日本研修日程は日本に到着して最初の日に諌早湾干拓事業に対する講演を聞くことから始まった。2日目は諌早湾干拓事業の現場を訪問したが,どういう目的でこのような事業が行われたのかが理解できなかった。政府側のこの干拓事業に対する説明は状況によって内容が変わるなど一貫性がまったくなかった。この干拓事業によって干潟が破壊され,数多い動植物が絶滅危機にあるという事実について聞きながら,人間によって無分別に自然が破壊される実状が哀れで,気の毒な気がした。特に,諌早湾干拓事業よりもっと大きい韓国のセマングム干拓事業はどれだけ広い干潟とそこに生息している動植物を破壊したのかと思うと恐ろしい上に腹が立った。
西淀川大気汚染地域の訪問と担当弁護士の講演を通じて過去の成長中心の政策が環境問題にどれだけ無知であったかを知ることができた。多くの工場から無防備に吹き出る煤煙がどれほど周辺環境と人間に弊害を及ぼしたのかを知ることができた。
泉南石綿被害地域の訪問と弁護団との懇談を通じて苦しくてすさまじかった我々の前の世代の実状を知ることができた。自分自身の体を蝕むという事実は知らず,単に食べて生きて行くために石綿工場で働いた彼らに対して国は何の責任もないのだろうか。
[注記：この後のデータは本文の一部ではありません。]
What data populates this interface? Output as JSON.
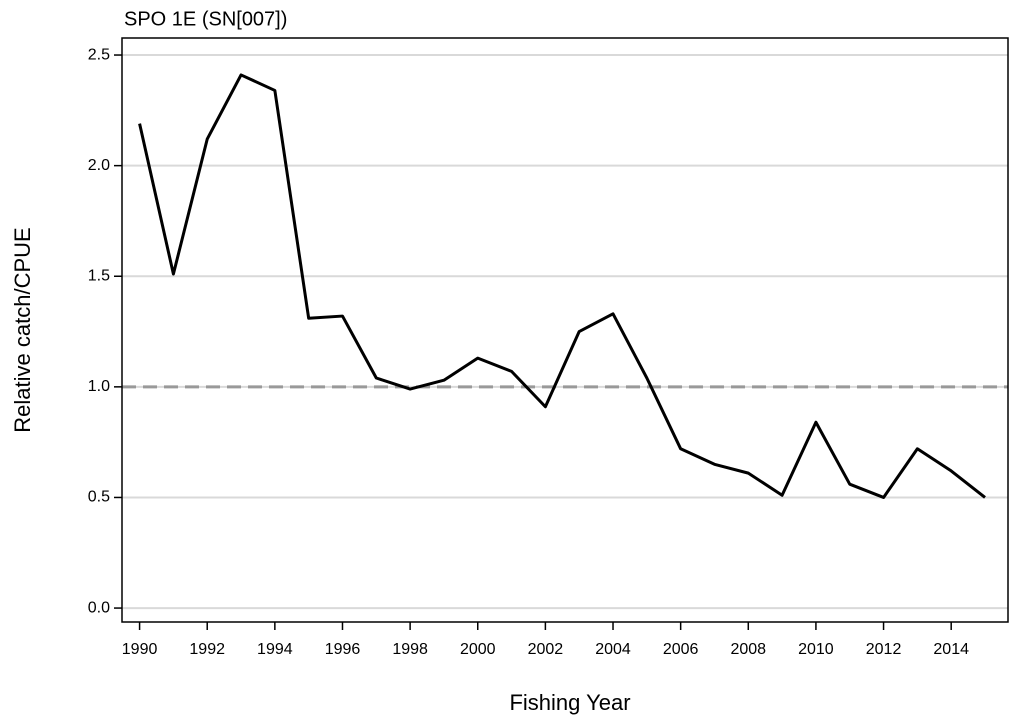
{
  "chart_data": {
    "type": "line",
    "title": "SPO 1E (SN[007])",
    "x_label": "Fishing Year",
    "y_label": "Relative catch/CPUE",
    "x": [
      1990,
      1991,
      1992,
      1993,
      1994,
      1995,
      1996,
      1997,
      1998,
      1999,
      2000,
      2001,
      2002,
      2003,
      2004,
      2005,
      2006,
      2007,
      2008,
      2009,
      2010,
      2011,
      2012,
      2013,
      2014,
      2015
    ],
    "series": [
      {
        "color": "#000000",
        "values": [
          2.19,
          1.51,
          2.12,
          2.41,
          2.34,
          1.31,
          1.32,
          1.04,
          0.99,
          1.03,
          1.13,
          1.07,
          0.91,
          1.25,
          1.33,
          1.04,
          0.72,
          0.65,
          0.61,
          0.51,
          0.84,
          0.56,
          0.5,
          0.72,
          0.62,
          0.5
        ]
      }
    ],
    "xlim": [
      1989.48,
      2015.68
    ],
    "ylim": [
      -0.063,
      2.577
    ],
    "xticks": [
      1990,
      1992,
      1994,
      1996,
      1998,
      2000,
      2002,
      2004,
      2006,
      2008,
      2010,
      2012,
      2014
    ],
    "yticks": [
      {
        "value": 0,
        "label": "0.0"
      },
      0.5,
      {
        "value": 1,
        "label": "1.0"
      },
      1.5,
      {
        "value": 2,
        "label": "2.0"
      },
      2.5
    ],
    "grid": true,
    "grid_color": "#d9d9d9",
    "reference_line": {
      "value": 1,
      "color": "#999999",
      "style": "dashed"
    }
  }
}
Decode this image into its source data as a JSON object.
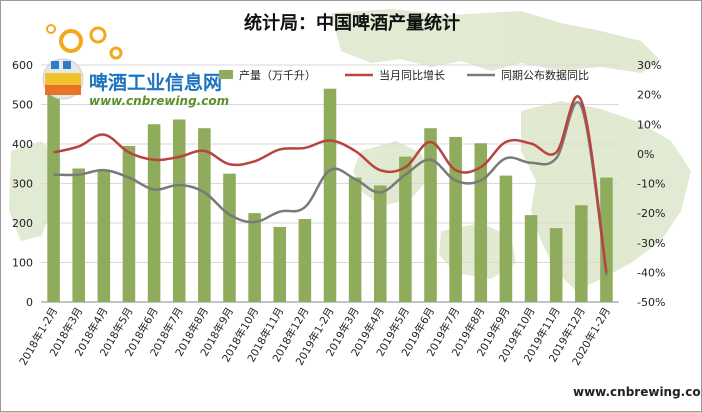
{
  "chart_data": {
    "type": "bar",
    "title": "统计局：中国啤酒产量统计",
    "categories": [
      "2018年1-2月",
      "2018年3月",
      "2018年4月",
      "2018年5月",
      "2018年6月",
      "2018年7月",
      "2018年8月",
      "2018年9月",
      "2018年10月",
      "2018年11月",
      "2018年12月",
      "2019年1-2月",
      "2019年3月",
      "2019年4月",
      "2019年5月",
      "2019年6月",
      "2019年7月",
      "2019年8月",
      "2019年9月",
      "2019年10月",
      "2019年11月",
      "2019年12月",
      "2020年1-2月"
    ],
    "series": [
      {
        "name": "产量（万千升）",
        "type": "bar",
        "axis": "left",
        "color": "#8fac5c",
        "values": [
          565,
          338,
          335,
          395,
          450,
          462,
          440,
          325,
          225,
          190,
          210,
          540,
          315,
          295,
          368,
          440,
          418,
          402,
          320,
          220,
          187,
          245,
          315
        ]
      },
      {
        "name": "当月同比增长",
        "type": "line",
        "axis": "right",
        "color": "#b8433f",
        "values": [
          0.5,
          2.5,
          6.5,
          0.5,
          -2.0,
          -1.0,
          1.0,
          -3.5,
          -2.5,
          1.5,
          2.0,
          4.5,
          1.0,
          -5.5,
          -4.5,
          4.0,
          -5.5,
          -4.5,
          4.0,
          3.5,
          0.5,
          18.0,
          -40.0
        ]
      },
      {
        "name": "同期公布数据同比",
        "type": "line",
        "axis": "right",
        "color": "#7a7a7a",
        "values": [
          -7.0,
          -7.0,
          -5.5,
          -8.0,
          -12.0,
          -10.5,
          -13.0,
          -20.5,
          -23.0,
          -19.5,
          -18.0,
          -5.5,
          -8.5,
          -13.0,
          -7.0,
          -2.0,
          -9.0,
          -9.0,
          -1.5,
          -3.0,
          -1.5,
          16.0,
          -41.0
        ]
      }
    ],
    "y_left": {
      "min": 0,
      "max": 600,
      "ticks": [
        0,
        100,
        200,
        300,
        400,
        500,
        600
      ]
    },
    "y_right": {
      "min": -50,
      "max": 30,
      "ticks": [
        "-50%",
        "-40%",
        "-30%",
        "-20%",
        "-10%",
        "0%",
        "10%",
        "20%",
        "30%"
      ]
    },
    "grid": true,
    "legend_position": "top"
  },
  "logo": {
    "cn": "啤酒工业信息网",
    "en": "www.cnbrewing.com"
  },
  "source_text": "www.cnbrewing.com",
  "colors": {
    "bar": "#8fac5c",
    "line_current": "#b8433f",
    "line_published": "#7a7a7a",
    "map": "#c9d9ad"
  }
}
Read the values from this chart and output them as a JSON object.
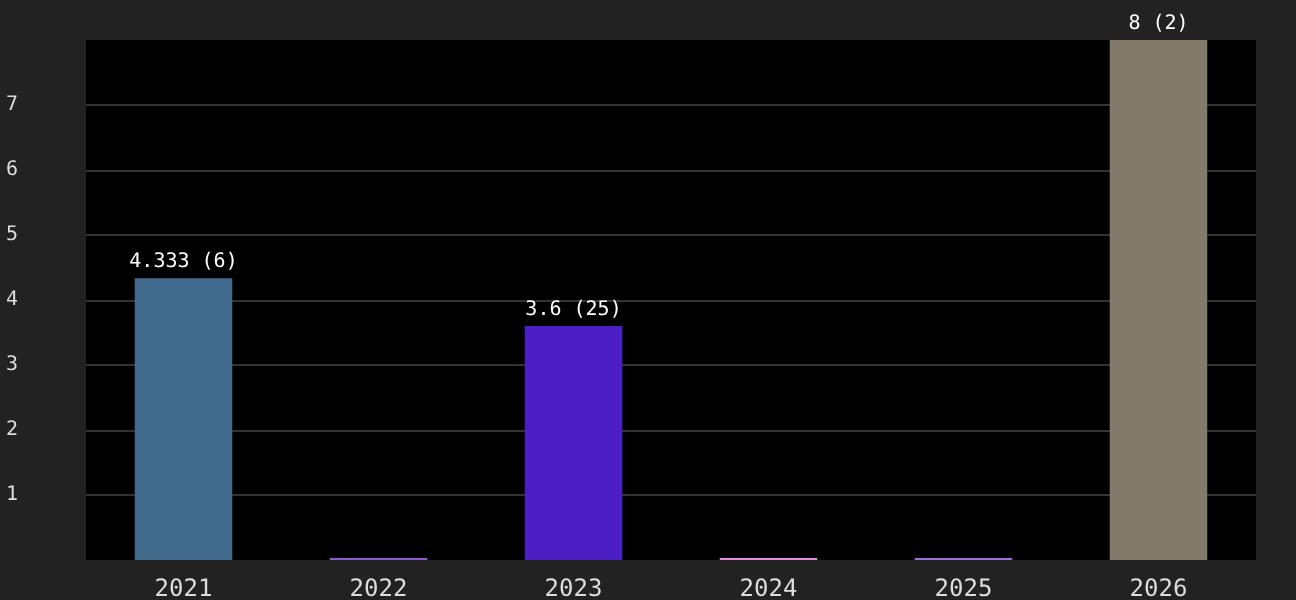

石綿の危険性を知らせなかった国の職務放置を指摘すべきで,その被害者に補償もすべきである。
東京大気汚染訴訟に対する講演は日本研修日程の中で一番清々する内容であった。2007年7月中に自動車メーカーおよび国と和解をすると聞いている。この訴訟のためにがんばってきた弁護士と原告に敬意を示したい。
最後に横田米軍基地現場の訪問と弁護団との懇談会を通じて米軍基地および何の騒音防止対策も立てなかった国に対する怒りを抑えることができなかった。しかし,30年以上かけてこの訴訟を担当してきた中杉喜代司弁護士と原告を見て今後の希望を見出すことができたし,彼らの熱情と積極的な態度に大きな敬意を表する。韓国も米軍基地によって様々な弊害を受けているだけに彼らの苦しみが身近に感じられた。
このようにして日本研修日程は終了し,日本の環境紛争訴訟過程および実状を少なからず知ることができた。日本研修を通じて知り得た知識を基に今後の韓国で発生する環境紛争訴訟に積極的に参加したいと思う。開発でなく美しい環境が我々の未来を明るくしてくれるのは当然である。今まで環境問題に対する認識不足があったが,日本研修を通じて新しく自覚させてもらう契機になった。